If investors were willing to pay more than twice Dangdang's IPO price a few weeks after underwriters closed the deal, why wasn't Dangdang priced higher so it could have raised more money?
However, now that Dangdang has gone on to not only give up all of its post-IPO gains but fall all the way down to the single digits, we can't even say that Morgan Stanley got the last laugh, because its prized clients are stinging badly if they held on this long.
Dangdang was an easy story stock for underwriters to move. It was "the Amazon.com (Nasdaq: AMZN ) of China" as a Web-based retailer, though the only real similarity is that both companies got their start selling books.
A ticker symbol can say so much
Things haven't gone well for Dangdang. After briefly flirting with profitability, the e-tailer has posted back-to-back quarters of significantly wider-than-expected deficits.
Dangdang was just too small for its once lofty valuation. Sure, there were 10.8 million orders placed last quarter, but the average order here is for just a little more than $13. Books! Why did it have to be books? In China!
Dangdang has been pushing to broader merchandise -- as Amazon successfully did -- but all of this has come at the expense of margins.
Requirements of a strong presence in nailing the final mile -- from offering same-day deliveries to manning a cash-on-delivery network in dozens of cities to make sure it gets paid -- don't seem to make this the kind of dot-com model that would go over too well with stateside investors.
Dangdang went public on the same day last December as leading video-sharing website Youku.com (NYSE: YOKU ) . Both companies share similar trajectories.

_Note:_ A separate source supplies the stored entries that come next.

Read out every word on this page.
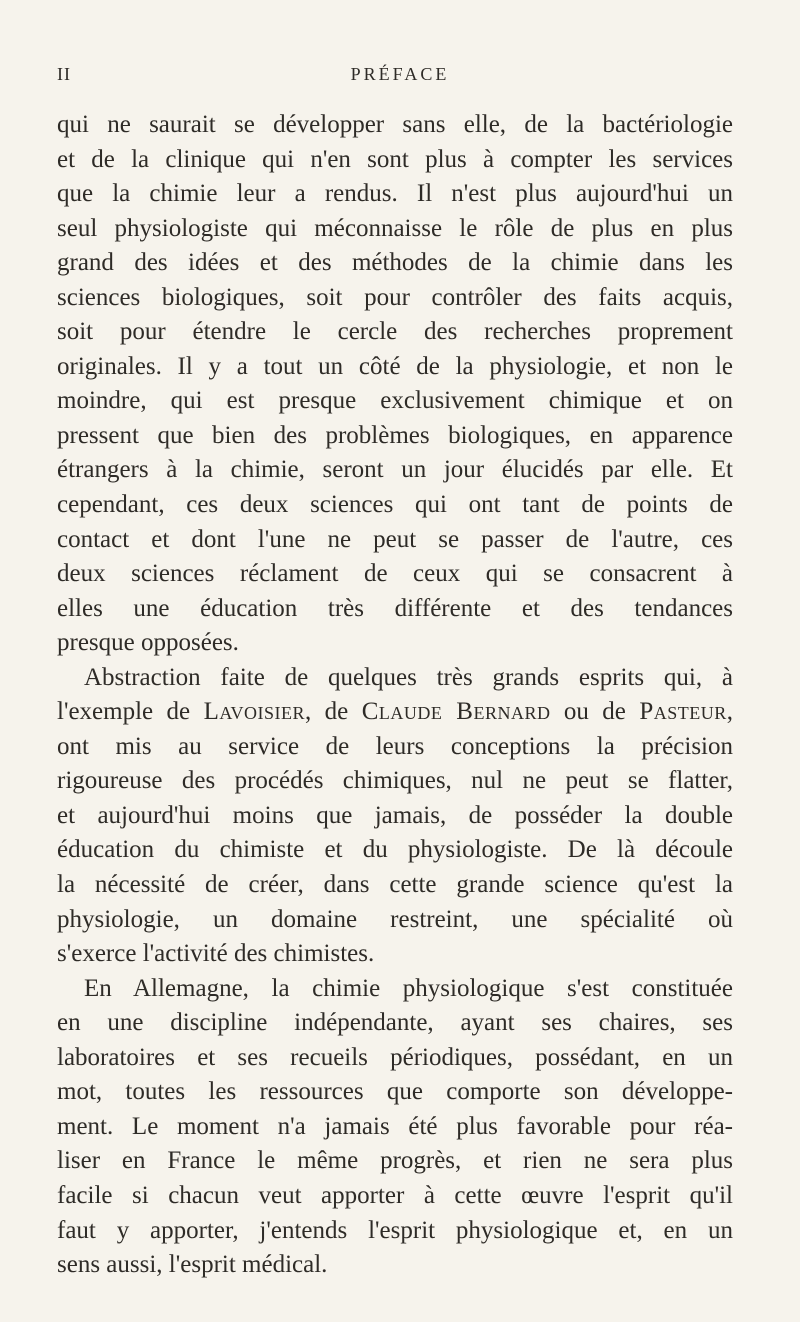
II	PRÉFACE
qui ne saurait se développer sans elle, de la bactériologie
et de la clinique qui n'en sont plus à compter les services
que la chimie leur a rendus. Il n'est plus aujourd'hui un
seul physiologiste qui méconnaisse le rôle de plus en plus
grand des idées et des méthodes de la chimie dans les
sciences biologiques, soit pour contrôler des faits acquis,
soit pour étendre le cercle des recherches proprement
originales. Il y a tout un côté de la physiologie, et non le
moindre, qui est presque exclusivement chimique et on
pressent que bien des problèmes biologiques, en apparence
étrangers à la chimie, seront un jour élucidés par elle. Et
cependant, ces deux sciences qui ont tant de points de
contact et dont l'une ne peut se passer de l'autre, ces
deux sciences réclament de ceux qui se consacrent à
elles une éducation très différente et des tendances
presque opposées.
Abstraction faite de quelques très grands esprits qui, à
l'exemple de Lavoisier, de Claude Bernard ou de Pasteur,
ont mis au service de leurs conceptions la précision
rigoureuse des procédés chimiques, nul ne peut se flatter,
et aujourd'hui moins que jamais, de posséder la double
éducation du chimiste et du physiologiste. De là découle
la nécessité de créer, dans cette grande science qu'est la
physiologie, un domaine restreint, une spécialité où
s'exerce l'activité des chimistes.
En Allemagne, la chimie physiologique s'est constituée
en une discipline indépendante, ayant ses chaires, ses
laboratoires et ses recueils périodiques, possédant, en un
mot, toutes les ressources que comporte son développe-
ment. Le moment n'a jamais été plus favorable pour réa-
liser en France le même progrès, et rien ne sera plus
facile si chacun veut apporter à cette œuvre l'esprit qu'il
faut y apporter, j'entends l'esprit physiologique et, en un
sens aussi, l'esprit médical.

They both soared early on, but have come crashing down hard in recent months. The saving grace for Youku is that at least it's still trading for more than its IPO price.
Dangdang's lack of profitability and analyst expectations for the red ink to get even worse next year have turned the Amazon.com of China into the Pets.com of China.
It's been a bad year for those who went long Dangdang, but fundamentally speaking, the once-promising Chinese e-tailer has earned every downtick.